For us in Deushar, unimpeded by the economic pressures of earning a living from the land, shifting our focus to more pest-resistant traditional crop varieties was an easy and logical decision. But for local farmers, especially those who have no other source of income, sacrificing any amount of income for long-term environmental (and health) benefits is less likely.
In reality, any significant shift from conventional to organic farming will require a combination of all the different strategies described above; for some farmers, creating their own low-cost inputs may be the only solution they need. Others will find ways of compensating for the higher costs of purchasing organic inputs by selling organic produce at a premium. And hopefully, any notion of traditional grains being ‘backward’ will be turned on its head as people realise their value, and production may rise again with the introduction of appropriate technology to help with post-harvest processing.
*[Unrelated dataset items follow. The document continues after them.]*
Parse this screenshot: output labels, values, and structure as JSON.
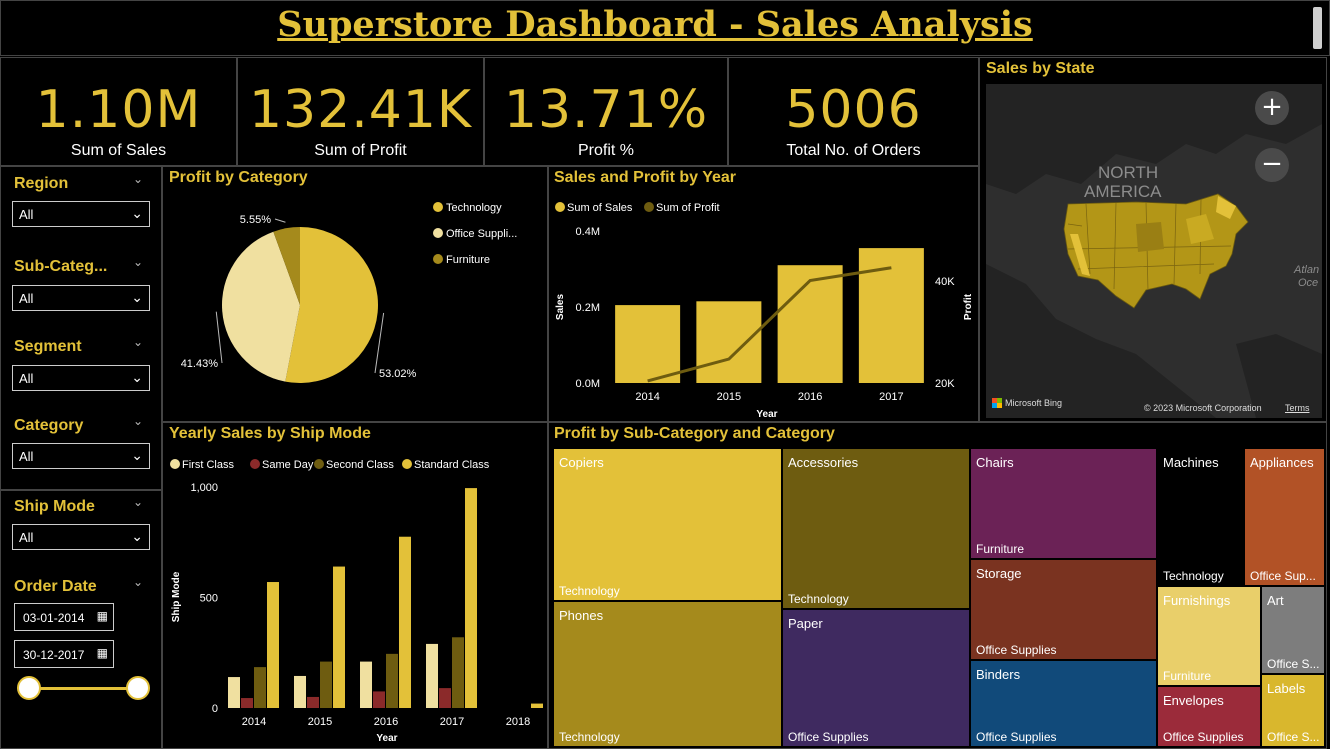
{
  "title": "Superstore Dashboard - Sales Analysis",
  "kpis": [
    {
      "value": "1.10M",
      "label": "Sum of Sales"
    },
    {
      "value": "132.41K",
      "label": "Sum of Profit"
    },
    {
      "value": "13.71%",
      "label": "Profit %"
    },
    {
      "value": "5006",
      "label": "Total No. of Orders"
    }
  ],
  "slicers": {
    "region": {
      "label": "Region",
      "value": "All"
    },
    "subcategory": {
      "label": "Sub-Categ...",
      "value": "All"
    },
    "segment": {
      "label": "Segment",
      "value": "All"
    },
    "category": {
      "label": "Category",
      "value": "All"
    },
    "shipmode": {
      "label": "Ship Mode",
      "value": "All"
    },
    "orderdate": {
      "label": "Order Date",
      "start": "03-01-2014",
      "end": "30-12-2017",
      "range_fraction": [
        0,
        1
      ]
    }
  },
  "icons": {
    "chevron": "chevron-down-icon",
    "calendar": "calendar-icon"
  },
  "map": {
    "title": "Sales by State",
    "labels": {
      "continent": "NORTH\nAMERICA",
      "continent_l1": "NORTH",
      "continent_l2": "AMERICA",
      "ocean_l1": "Atlan",
      "ocean_l2": "Oce"
    },
    "zoom_in": "+",
    "zoom_out": "−",
    "bing": "Microsoft Bing",
    "copyright": "© 2023 Microsoft Corporation",
    "terms": "Terms"
  },
  "colors": {
    "gold": "#e3c139",
    "dark_gold": "#6e5c10",
    "mid_gold": "#a58a1c",
    "pale": "#f0e0a0"
  },
  "chart_data": [
    {
      "id": "profit_by_category",
      "type": "pie",
      "title": "Profit by Category",
      "slices": [
        {
          "label": "Technology",
          "value": 53.02,
          "display": "53.02%",
          "color": "#e3c139"
        },
        {
          "label": "Office Suppli...",
          "value": 41.43,
          "display": "41.43%",
          "color": "#f0e0a0"
        },
        {
          "label": "Furniture",
          "value": 5.55,
          "display": "5.55%",
          "color": "#a58a1c"
        }
      ]
    },
    {
      "id": "sales_profit_by_year",
      "type": "bar",
      "title": "Sales and Profit by Year",
      "legend": [
        "Sum of Sales",
        "Sum of Profit"
      ],
      "categories": [
        "2014",
        "2015",
        "2016",
        "2017"
      ],
      "series": [
        {
          "name": "Sum of Sales",
          "values": [
            0.205,
            0.215,
            0.31,
            0.355
          ],
          "unit": "M",
          "color": "#e3c139"
        },
        {
          "name": "Sum of Profit",
          "values": [
            20.4,
            24.7,
            40.1,
            42.6
          ],
          "unit": "K",
          "color": "#6e5c10"
        }
      ],
      "xlabel": "Year",
      "ylabel": "Sales",
      "y2label": "Profit",
      "yticks": [
        "0.0M",
        "0.2M",
        "0.4M"
      ],
      "ylim": [
        0,
        0.4
      ],
      "y2ticks": [
        "20K",
        "40K"
      ],
      "y2lim": [
        20,
        40
      ]
    },
    {
      "id": "yearly_sales_by_shipmode",
      "type": "bar",
      "title": "Yearly Sales by Ship Mode",
      "categories": [
        "2014",
        "2015",
        "2016",
        "2017",
        "2018"
      ],
      "series": [
        {
          "name": "First Class",
          "values": [
            140,
            145,
            210,
            290,
            0
          ],
          "color": "#f0e0a0"
        },
        {
          "name": "Same Day",
          "values": [
            45,
            50,
            75,
            90,
            0
          ],
          "color": "#8b2a2a"
        },
        {
          "name": "Second Class",
          "values": [
            185,
            210,
            245,
            320,
            0
          ],
          "color": "#6e5c10"
        },
        {
          "name": "Standard Class",
          "values": [
            570,
            640,
            775,
            995,
            20
          ],
          "color": "#e3c139"
        }
      ],
      "xlabel": "Year",
      "ylabel": "Ship Mode",
      "yticks": [
        "0",
        "500",
        "1,000"
      ],
      "ylim": [
        0,
        1000
      ]
    },
    {
      "id": "profit_by_subcategory",
      "type": "heatmap",
      "title": "Profit by Sub-Category and Category",
      "cells": [
        {
          "name": "Copiers",
          "category": "Technology",
          "color": "#e3c139"
        },
        {
          "name": "Phones",
          "category": "Technology",
          "color": "#a58a1c"
        },
        {
          "name": "Accessories",
          "category": "Technology",
          "color": "#6e5c10"
        },
        {
          "name": "Paper",
          "category": "Office Supplies",
          "color": "#3f2a60"
        },
        {
          "name": "Chairs",
          "category": "Furniture",
          "color": "#6b2256"
        },
        {
          "name": "Storage",
          "category": "Office Supplies",
          "color": "#7a3320"
        },
        {
          "name": "Binders",
          "category": "Office Supplies",
          "color": "#114a7a"
        },
        {
          "name": "Machines",
          "category": "Technology",
          "color": "#000000"
        },
        {
          "name": "Appliances",
          "category": "Office Sup...",
          "color": "#b25226"
        },
        {
          "name": "Furnishings",
          "category": "Furniture",
          "color": "#e9cf6a"
        },
        {
          "name": "Art",
          "category": "Office S...",
          "color": "#7d7d7d"
        },
        {
          "name": "Envelopes",
          "category": "Office Supplies",
          "color": "#9b2b3a"
        },
        {
          "name": "Labels",
          "category": "Office S...",
          "color": "#d9b72d"
        }
      ]
    }
  ]
}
Fortunately, there is a resurgence of interest and appreciation of organic and traditional crops coming from the Indian cities, and there are a growing number of NGOs, such as Mountain Bounties and Navdanya, who are supporting farmers by buying their produce and introducing small-scale processing technologies. Hopefully this is the start of a much bigger movement to come.
As always, by looking more closely at the connections between what we eat and how our food is grown, we are reminded of the responsibility we all have to know where our food comes from, and to eat in a way that nourishes the diverse agroecosystems that every one of us is so intimately connected to.